Apple, together with the University of Washington and other institutions, released a powerful language model called DCLM as an open source, with a parameter size of 700 million and an astonishing amount of training data reaching 2.5 trillion data tokens. DCLM is not only an efficient language model, but more importantly, it provides a tool called "Dataset Competition" (DataComp) for optimizing the data set of the language model. This innovation not only improves model performance, but also provides new methods and standards for language model research, which deserves attention.
Recently, Apple's artificial intelligence team cooperated with many institutions such as the University of Washington to launch an open source language model called DCLM. This model has 700 million parameters and uses up to 2.5 trillion data tokens during training to help us better understand and generate language.
So, what is a language model? Simply put, it is a program that can analyze and generate language, helping us complete various tasks such as translation, text generation, and sentiment analysis. In order for these models to perform better, we need quality data sets. However, obtaining and organizing this data is not an easy task as we need to filter out irrelevant or harmful content and remove duplicate information.
To address this challenge, Apple’s research team launched DataComp for Language Models (DCLM), a data set optimization tool for language models. They recently open sourced the DCIM model and data set on the Hugging Face platform. The open source versions include DCLM-7B, DCLM-1B, dclm-7b-it, DCLM-7B-8k, dclm-baseline-1.0 and dclm-baseline-1.0-parquet. Researchers can conduct a large number of experiments through this platform and find the best solution. Effective data wrangling strategies.
https://huggingface.co/collections/mlfoundations/dclm-669938432ef5162d0d0bc14b
The core strength of DCLM is its structured workflow. Researchers can choose models of different sizes depending on their needs, ranging from 412 million to 700 million parameters, and can also experiment with different data curation methods, such as deduplication and filtering. Through these systematic experiments, researchers can clearly assess the quality of different data sets. This not only lays the foundation for future research, but also helps us understand how to improve model performance by improving the data set.

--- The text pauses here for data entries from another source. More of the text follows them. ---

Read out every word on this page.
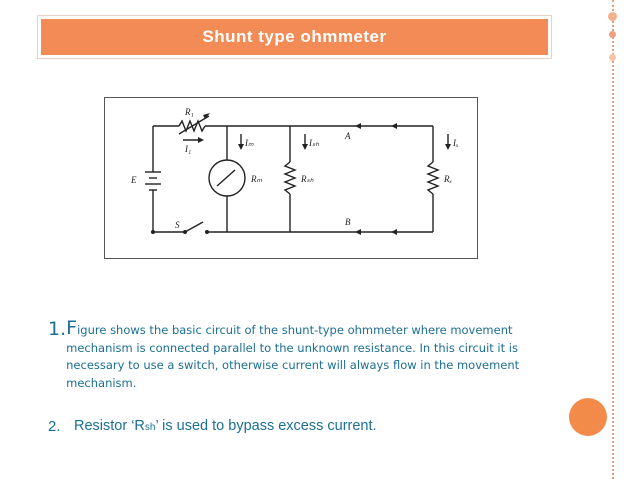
Shunt type ohmmeter
R₁
I₁
E
S
Iₘ
Rₘ
Iₛₕ
Rₛₕ
A
B
Iₓ
Rₓ
1. Figure shows the basic circuit of the shunt-type ohmmeter where movement mechanism is connected parallel to the unknown resistance. In this circuit it is necessary to use a switch, otherwise current will always flow in the movement mechanism.
2. Resistor ‘Rsh’ is used to bypass excess current.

For example, using the benchmark data set established by DCLM, the research team trained a language model with 700 million parameters, and achieved a 5-shot accuracy of 64% in the MMLU benchmark test! This is an improvement of 6.6 compared to the previous highest level. percentage points and uses 40% less computing resources. The performance of the DCLM baseline model is also comparable to Mistral-7B-v0.3 and Llama38B, which require much more computing resources.

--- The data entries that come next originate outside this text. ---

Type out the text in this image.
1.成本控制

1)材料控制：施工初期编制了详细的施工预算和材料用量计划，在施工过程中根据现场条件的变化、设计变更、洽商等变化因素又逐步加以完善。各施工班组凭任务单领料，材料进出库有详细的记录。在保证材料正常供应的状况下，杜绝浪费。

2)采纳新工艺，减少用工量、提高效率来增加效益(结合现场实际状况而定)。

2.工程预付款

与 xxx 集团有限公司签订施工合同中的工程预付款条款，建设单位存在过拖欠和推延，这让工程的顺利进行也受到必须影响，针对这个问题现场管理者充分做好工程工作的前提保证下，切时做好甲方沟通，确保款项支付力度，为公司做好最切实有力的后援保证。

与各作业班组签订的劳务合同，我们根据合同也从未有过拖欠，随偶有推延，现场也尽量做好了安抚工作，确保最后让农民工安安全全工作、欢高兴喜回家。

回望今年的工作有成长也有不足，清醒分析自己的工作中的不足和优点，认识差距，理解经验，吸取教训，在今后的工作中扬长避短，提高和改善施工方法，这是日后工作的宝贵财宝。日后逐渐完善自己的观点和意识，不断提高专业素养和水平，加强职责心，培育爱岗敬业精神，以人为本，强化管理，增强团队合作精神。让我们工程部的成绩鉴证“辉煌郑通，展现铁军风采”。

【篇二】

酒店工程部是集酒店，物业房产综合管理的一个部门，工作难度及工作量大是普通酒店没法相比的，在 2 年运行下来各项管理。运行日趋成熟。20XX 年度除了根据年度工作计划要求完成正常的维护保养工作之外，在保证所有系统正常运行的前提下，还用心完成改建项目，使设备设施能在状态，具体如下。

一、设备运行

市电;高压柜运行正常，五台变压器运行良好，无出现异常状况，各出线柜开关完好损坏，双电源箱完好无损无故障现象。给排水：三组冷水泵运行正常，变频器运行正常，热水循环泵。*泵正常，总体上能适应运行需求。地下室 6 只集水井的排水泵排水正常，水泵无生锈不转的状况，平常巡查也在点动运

The launch of DCLM provides a new benchmark for language model research, helping scientists to systematically improve the performance of the model while reducing the required computing resources.
Highlights:
1️⃣ Apple AI cooperated with multiple institutions to launch DCLM, creating a powerful open source language model.
2️⃣ DCLM provides standardized data set optimization tools to help researchers conduct effective experiments.

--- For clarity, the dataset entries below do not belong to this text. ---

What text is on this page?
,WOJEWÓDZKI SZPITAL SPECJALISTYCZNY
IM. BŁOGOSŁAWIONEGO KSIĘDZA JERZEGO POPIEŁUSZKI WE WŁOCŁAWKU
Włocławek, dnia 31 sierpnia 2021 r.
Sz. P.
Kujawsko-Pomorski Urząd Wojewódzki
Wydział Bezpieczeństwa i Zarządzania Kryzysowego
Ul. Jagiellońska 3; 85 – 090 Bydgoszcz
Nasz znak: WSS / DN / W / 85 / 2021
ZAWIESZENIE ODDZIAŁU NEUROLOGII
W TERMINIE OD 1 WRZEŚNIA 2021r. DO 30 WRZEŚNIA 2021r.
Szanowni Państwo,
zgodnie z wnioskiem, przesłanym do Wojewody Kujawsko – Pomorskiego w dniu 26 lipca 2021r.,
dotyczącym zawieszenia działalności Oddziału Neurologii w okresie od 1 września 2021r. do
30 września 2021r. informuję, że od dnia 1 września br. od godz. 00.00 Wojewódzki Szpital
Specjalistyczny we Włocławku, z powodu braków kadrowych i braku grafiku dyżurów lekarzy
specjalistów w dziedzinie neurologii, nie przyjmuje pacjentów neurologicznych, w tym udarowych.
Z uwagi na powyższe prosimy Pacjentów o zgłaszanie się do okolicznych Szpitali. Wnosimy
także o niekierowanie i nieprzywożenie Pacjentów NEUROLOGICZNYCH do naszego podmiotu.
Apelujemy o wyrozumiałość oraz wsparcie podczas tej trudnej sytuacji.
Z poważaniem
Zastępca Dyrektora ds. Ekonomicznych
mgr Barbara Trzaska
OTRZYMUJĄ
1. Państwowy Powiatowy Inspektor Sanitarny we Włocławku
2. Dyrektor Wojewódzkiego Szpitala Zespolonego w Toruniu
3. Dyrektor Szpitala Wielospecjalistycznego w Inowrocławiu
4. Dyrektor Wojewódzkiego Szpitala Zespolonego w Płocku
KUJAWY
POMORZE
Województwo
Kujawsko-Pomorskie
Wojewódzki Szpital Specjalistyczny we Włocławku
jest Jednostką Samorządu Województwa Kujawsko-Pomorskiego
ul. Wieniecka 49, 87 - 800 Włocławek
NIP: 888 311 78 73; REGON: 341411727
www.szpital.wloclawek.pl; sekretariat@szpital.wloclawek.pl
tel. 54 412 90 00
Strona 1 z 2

3️⃣ The new model makes significant progress in important tests while reducing computational resource requirements.
All in all, DCLM's open source has injected new vitality into the field of language model research, and its efficient model and data set optimization tools are expected to promote faster development in the field and promote the birth of more powerful and efficient language models. In the future, we expect DCLM to bring more surprising research results.